51动漫

51动漫 Official Website

Dampak Pandemi Covid-19 pada Pengelolaan Obat Di Puskesmas: Bukti Resiliensi Apoteker

Pusat Kesehatan Masyarakat (Puskesmas) merupakan garda terdepan pelayanan kesehatan kala pandemi Covid-19. Peran Puskesmas vital selama masa pandemi Covid-19. Salah satunya karena Puskesmas harus tetap menyediakan akses kesehatan termasuk obat-obatan kepada masyarakat. Meskipun demikian, tidak dapat dipungkiri bahwa pengelolaan obat-obatan selama masa pandemi Covid-19 jauh lebih menantang dibanding kondisi sebelum pandemi.

Pandemi COVID-19 berdampak besar pada pengelolaan obat-obatan di Puskesmas. Pembatasan perjalanan dan kelangkaan obat-obatan tertentu telah membuat apoteker berada dalam situasi yang sulit untuk memastikan pasokan obat-obatan yang tidak terputus kepada pasien. Dalam kondisi ini, apoteker dituntut untuk memiliki daya tahan (resiliensi) yang kuat agar mampu beradaptasi selama situasi pandemi.
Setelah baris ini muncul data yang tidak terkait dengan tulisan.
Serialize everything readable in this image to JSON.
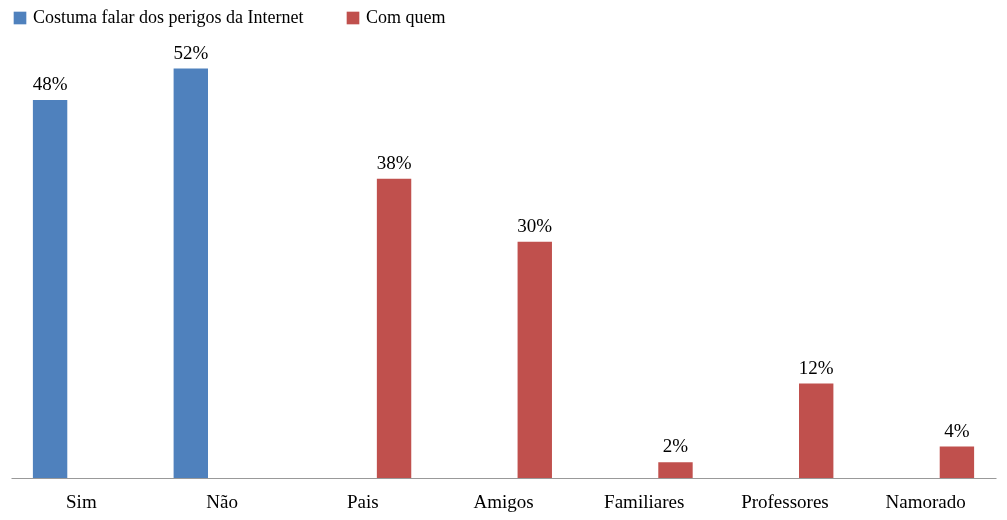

Sayangnya kajian terkait resiliensi apoteker terutama dalam mengelola keterbatasan logistik obat selama pandemi Covid-19 belum banyak dikaji.
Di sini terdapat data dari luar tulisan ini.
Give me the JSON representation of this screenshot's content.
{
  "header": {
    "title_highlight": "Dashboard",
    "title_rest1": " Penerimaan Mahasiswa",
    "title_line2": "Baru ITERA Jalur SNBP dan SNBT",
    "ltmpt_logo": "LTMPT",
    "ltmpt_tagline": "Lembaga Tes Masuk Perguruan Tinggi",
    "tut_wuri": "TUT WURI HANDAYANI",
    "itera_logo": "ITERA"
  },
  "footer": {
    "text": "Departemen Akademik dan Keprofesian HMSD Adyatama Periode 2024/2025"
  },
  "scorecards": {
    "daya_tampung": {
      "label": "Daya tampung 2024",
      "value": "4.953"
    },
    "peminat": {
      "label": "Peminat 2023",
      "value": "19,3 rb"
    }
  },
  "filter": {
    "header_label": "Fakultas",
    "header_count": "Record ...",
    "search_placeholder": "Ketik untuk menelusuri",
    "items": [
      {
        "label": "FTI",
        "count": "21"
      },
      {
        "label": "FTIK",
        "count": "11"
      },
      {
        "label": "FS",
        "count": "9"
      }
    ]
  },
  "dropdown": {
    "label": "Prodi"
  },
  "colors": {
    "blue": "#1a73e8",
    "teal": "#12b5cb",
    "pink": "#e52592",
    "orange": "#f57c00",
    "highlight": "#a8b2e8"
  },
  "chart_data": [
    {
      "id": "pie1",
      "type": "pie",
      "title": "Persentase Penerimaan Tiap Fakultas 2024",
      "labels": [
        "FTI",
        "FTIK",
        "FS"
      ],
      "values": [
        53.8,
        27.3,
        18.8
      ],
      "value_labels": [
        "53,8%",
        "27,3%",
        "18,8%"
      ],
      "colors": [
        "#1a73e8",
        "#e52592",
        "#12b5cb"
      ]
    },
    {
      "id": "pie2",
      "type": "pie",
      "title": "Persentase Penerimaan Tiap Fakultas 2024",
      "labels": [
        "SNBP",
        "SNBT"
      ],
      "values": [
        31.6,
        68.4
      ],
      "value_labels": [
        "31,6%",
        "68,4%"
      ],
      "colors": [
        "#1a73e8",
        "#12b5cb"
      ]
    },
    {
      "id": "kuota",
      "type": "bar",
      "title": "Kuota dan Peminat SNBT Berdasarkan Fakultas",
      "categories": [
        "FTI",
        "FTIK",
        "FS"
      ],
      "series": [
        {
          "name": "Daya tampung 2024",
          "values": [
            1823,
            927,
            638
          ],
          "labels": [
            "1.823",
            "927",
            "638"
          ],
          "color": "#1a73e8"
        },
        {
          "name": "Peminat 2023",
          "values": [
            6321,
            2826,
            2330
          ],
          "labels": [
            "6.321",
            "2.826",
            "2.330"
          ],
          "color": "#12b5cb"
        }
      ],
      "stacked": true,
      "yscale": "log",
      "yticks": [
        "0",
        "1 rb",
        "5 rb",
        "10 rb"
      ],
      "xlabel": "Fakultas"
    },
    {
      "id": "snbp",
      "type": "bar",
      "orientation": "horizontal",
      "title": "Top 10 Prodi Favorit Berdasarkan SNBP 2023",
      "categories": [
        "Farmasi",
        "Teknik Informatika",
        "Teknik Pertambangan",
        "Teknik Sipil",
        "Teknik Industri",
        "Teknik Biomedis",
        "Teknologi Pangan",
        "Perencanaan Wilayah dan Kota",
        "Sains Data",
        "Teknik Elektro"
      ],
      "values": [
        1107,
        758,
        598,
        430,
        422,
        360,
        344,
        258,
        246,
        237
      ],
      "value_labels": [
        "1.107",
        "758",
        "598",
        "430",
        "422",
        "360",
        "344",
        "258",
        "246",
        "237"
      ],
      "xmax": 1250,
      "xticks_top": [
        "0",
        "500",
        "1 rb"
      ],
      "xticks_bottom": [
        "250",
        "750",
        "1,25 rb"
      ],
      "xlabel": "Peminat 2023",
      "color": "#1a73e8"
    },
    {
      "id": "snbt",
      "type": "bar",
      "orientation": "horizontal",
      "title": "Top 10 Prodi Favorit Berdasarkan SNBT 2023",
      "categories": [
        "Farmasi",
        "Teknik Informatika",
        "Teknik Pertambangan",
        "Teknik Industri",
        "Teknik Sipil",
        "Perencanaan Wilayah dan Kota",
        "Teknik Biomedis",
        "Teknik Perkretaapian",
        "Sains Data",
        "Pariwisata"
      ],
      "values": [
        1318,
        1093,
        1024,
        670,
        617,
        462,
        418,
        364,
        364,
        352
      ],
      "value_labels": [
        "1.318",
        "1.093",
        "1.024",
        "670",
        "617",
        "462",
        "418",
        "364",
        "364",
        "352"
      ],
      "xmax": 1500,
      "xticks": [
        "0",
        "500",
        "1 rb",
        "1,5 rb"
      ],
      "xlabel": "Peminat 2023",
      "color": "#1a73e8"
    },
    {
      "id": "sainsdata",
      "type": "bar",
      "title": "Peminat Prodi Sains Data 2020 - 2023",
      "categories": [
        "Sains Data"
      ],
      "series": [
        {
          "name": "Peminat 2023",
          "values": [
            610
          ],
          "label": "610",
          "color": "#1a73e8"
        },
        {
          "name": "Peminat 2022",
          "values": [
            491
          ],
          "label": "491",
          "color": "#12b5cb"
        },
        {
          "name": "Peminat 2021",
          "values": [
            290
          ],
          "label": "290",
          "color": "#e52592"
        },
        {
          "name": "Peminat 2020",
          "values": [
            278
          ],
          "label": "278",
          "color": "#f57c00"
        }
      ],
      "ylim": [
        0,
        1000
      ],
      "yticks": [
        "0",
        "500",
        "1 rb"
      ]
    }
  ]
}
Peneliti dari Fakultas Farmasi 51动漫 kemudian melakukan investigasi tentang dampak pandemi Covid-19 pada pengelolaan obat di Puskesmas sekaligus untuk mengkaji daya tahan apoteker dalam menghadapi beragam keterbatasan ditengah kondisi pandemi berlangsung. Peneliti kemudian mengadakan empat kali Focus Group Discussion (FGD) dengan melibatkan 40 orang apoteker Puskesmas di Surabaya pada tahun 2021.

Hasil FGD menunjukkan responden apoteker setuju bahwa pandemi COVID-19 telah menjadi tantangan besar dalam perencanaan dan penggunaan obat-obatan. Pembatasan perjalanan telah menyebabkan penurunan yang signifikan dalam jumlah kunjungan pasien. Hal ini berimbas pada beberapa obat, terutama antibiotik, menjadi tidak terpakai dan kadaluwarsa. Di sisi lain, permintaan untuk obat-obatan Covid-19 meningkat tajam.

Apoteker kemudian mengatasi masalah ini dengan mengembangkan keterampilan adaptasi dan dengan bekerja sama dengan pihak lain. Mereka juga rutin berkomunikasi dengan pasien dan penyedia layanan kesehatan lainnya untuk mencari jalan keluar. Penelitian ini menunjukkan bahwa apoteker di puskesmas telah menunjukkan ketahanan yang luar biasa dalam menghadapi tantangan yang dihadirkan oleh pandemi Covid-19. Apoteker telah memainkan peran penting dalam memastikan bahwa kebutuhan obat-obatan untuk pasien terpenuhi, dan mereka telah memberikan contoh yang baik tentang bagaimana menghadapi kesulitan dan mengatasi tantangan.